Lomustine treats brain tumors and Hodgkin's Lymphoma. It's the only drug of its kind on the market -- with no generic alternative -- letting the drug supplier raise costs for patients unchecked by market competition.

The drug used to cost about $50 per capsule for the highest dose. Now, the same treatment costs more than $750 -- and the costs can quickly add up. Dosage is based on weight, and some patients need more than one capsule, making the drug's price point completely out of reach.

The treatment has been around for 40 years, but oncologists have a renewed interest in the drug after government-funded studies show combined with chemo, it can help patients battling brain tumors live longer.

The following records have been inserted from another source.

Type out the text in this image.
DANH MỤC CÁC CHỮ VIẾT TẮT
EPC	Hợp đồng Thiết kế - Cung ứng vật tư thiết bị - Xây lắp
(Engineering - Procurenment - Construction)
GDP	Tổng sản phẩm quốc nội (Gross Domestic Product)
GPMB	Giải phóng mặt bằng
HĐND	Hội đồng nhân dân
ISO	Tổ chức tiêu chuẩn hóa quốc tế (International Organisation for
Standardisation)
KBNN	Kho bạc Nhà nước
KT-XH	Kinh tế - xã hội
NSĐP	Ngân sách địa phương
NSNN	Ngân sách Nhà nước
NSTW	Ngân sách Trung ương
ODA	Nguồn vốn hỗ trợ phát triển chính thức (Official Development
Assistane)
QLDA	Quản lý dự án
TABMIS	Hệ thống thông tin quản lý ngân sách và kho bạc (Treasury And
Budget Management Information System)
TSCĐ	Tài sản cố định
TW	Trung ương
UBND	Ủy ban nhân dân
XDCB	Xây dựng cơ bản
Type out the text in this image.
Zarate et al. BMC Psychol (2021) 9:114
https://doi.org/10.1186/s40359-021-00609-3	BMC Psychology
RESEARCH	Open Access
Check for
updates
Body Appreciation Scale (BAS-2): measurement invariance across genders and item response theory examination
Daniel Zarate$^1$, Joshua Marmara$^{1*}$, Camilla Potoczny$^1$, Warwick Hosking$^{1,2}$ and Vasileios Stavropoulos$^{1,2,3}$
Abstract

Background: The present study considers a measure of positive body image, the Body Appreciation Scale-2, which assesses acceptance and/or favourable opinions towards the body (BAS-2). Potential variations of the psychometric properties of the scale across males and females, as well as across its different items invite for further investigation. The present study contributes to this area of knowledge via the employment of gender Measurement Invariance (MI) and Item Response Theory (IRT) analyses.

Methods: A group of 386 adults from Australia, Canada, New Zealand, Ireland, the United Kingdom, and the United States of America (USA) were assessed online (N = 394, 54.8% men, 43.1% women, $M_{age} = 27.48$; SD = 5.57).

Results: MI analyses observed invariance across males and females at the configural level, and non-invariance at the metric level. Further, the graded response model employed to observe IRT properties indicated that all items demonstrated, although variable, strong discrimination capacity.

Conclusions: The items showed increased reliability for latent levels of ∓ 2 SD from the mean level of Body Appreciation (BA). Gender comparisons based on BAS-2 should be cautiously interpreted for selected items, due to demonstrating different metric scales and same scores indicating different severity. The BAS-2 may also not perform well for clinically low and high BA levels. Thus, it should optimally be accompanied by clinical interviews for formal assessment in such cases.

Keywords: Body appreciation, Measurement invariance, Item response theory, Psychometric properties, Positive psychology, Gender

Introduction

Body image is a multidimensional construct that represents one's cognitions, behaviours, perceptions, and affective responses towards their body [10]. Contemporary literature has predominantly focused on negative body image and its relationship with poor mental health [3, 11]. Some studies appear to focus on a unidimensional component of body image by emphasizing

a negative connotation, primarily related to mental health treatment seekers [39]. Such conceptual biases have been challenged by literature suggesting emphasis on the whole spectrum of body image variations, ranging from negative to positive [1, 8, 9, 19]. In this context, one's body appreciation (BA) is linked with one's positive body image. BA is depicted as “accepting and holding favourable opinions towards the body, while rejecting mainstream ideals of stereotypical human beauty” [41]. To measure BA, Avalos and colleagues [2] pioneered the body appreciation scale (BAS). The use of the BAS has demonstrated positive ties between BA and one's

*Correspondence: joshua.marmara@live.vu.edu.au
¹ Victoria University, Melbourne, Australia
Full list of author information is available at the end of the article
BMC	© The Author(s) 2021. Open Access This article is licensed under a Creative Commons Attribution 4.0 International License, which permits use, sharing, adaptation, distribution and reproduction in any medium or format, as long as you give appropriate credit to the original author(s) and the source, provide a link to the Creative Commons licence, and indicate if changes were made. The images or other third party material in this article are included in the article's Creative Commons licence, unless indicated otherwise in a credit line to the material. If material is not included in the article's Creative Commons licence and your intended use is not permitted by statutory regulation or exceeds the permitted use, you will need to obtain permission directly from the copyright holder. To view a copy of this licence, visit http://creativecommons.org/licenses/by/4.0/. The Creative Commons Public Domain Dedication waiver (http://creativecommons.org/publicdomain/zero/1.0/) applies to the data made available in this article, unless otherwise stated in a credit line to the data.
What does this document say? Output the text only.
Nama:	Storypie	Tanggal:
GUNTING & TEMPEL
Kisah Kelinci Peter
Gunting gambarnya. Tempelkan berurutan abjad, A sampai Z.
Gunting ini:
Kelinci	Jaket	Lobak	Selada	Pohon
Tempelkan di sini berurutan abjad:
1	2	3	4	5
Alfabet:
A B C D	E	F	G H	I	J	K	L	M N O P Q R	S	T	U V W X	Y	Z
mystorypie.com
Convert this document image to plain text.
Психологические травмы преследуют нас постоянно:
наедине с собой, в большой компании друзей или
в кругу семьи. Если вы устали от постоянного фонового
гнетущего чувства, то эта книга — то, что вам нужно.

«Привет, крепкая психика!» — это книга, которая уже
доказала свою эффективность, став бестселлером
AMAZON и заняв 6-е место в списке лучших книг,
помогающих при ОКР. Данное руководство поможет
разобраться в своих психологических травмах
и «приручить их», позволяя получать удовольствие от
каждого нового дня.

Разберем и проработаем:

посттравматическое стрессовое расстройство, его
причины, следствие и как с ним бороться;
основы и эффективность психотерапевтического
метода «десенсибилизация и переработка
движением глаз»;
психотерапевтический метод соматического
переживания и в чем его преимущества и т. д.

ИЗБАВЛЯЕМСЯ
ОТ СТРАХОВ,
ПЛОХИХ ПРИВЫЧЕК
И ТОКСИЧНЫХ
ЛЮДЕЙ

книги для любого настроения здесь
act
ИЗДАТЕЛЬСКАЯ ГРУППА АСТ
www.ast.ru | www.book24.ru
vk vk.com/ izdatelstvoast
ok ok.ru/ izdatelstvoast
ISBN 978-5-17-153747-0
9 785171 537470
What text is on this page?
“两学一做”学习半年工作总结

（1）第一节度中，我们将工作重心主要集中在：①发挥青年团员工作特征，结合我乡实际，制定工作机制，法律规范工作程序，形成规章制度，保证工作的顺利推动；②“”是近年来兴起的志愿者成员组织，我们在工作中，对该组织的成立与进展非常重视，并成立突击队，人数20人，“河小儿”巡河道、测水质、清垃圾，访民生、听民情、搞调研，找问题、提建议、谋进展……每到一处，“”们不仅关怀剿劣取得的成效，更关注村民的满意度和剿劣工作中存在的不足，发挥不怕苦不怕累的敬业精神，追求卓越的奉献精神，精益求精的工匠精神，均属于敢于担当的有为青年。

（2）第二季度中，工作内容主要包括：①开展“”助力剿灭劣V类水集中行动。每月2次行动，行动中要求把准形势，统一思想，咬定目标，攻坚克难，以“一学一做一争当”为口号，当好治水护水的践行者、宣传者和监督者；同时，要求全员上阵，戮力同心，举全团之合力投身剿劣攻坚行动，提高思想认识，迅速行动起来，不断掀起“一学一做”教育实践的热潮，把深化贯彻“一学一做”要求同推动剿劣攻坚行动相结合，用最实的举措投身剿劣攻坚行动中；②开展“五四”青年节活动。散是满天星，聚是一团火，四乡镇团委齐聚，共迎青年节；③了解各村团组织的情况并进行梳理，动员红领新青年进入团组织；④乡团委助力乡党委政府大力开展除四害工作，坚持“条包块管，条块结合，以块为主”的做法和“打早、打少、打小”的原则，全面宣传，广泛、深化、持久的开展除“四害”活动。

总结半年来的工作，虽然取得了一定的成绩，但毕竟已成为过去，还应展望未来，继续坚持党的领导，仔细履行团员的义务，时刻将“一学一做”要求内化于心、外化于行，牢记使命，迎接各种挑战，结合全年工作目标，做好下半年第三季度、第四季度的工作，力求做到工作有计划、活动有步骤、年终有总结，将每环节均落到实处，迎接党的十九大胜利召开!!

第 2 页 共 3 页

Approving generic drugs is a top agenda item for the FDA. It's commissioner recently tweeted: "The FDA approved a record number of generic drugs. For the 11 months from January to November, the FDA gave 771 full and 168 tentative generic approvals."

But approving generics isn't the only roadblock for patients. Getting drug companies interested in a treatment that helps only a small group of patients can be close to impossible.

Drug makers face high costs to enter the market against expensive drugs, and have to spend costly time winning over regulatory approval. Some companies have said it's just not worth it.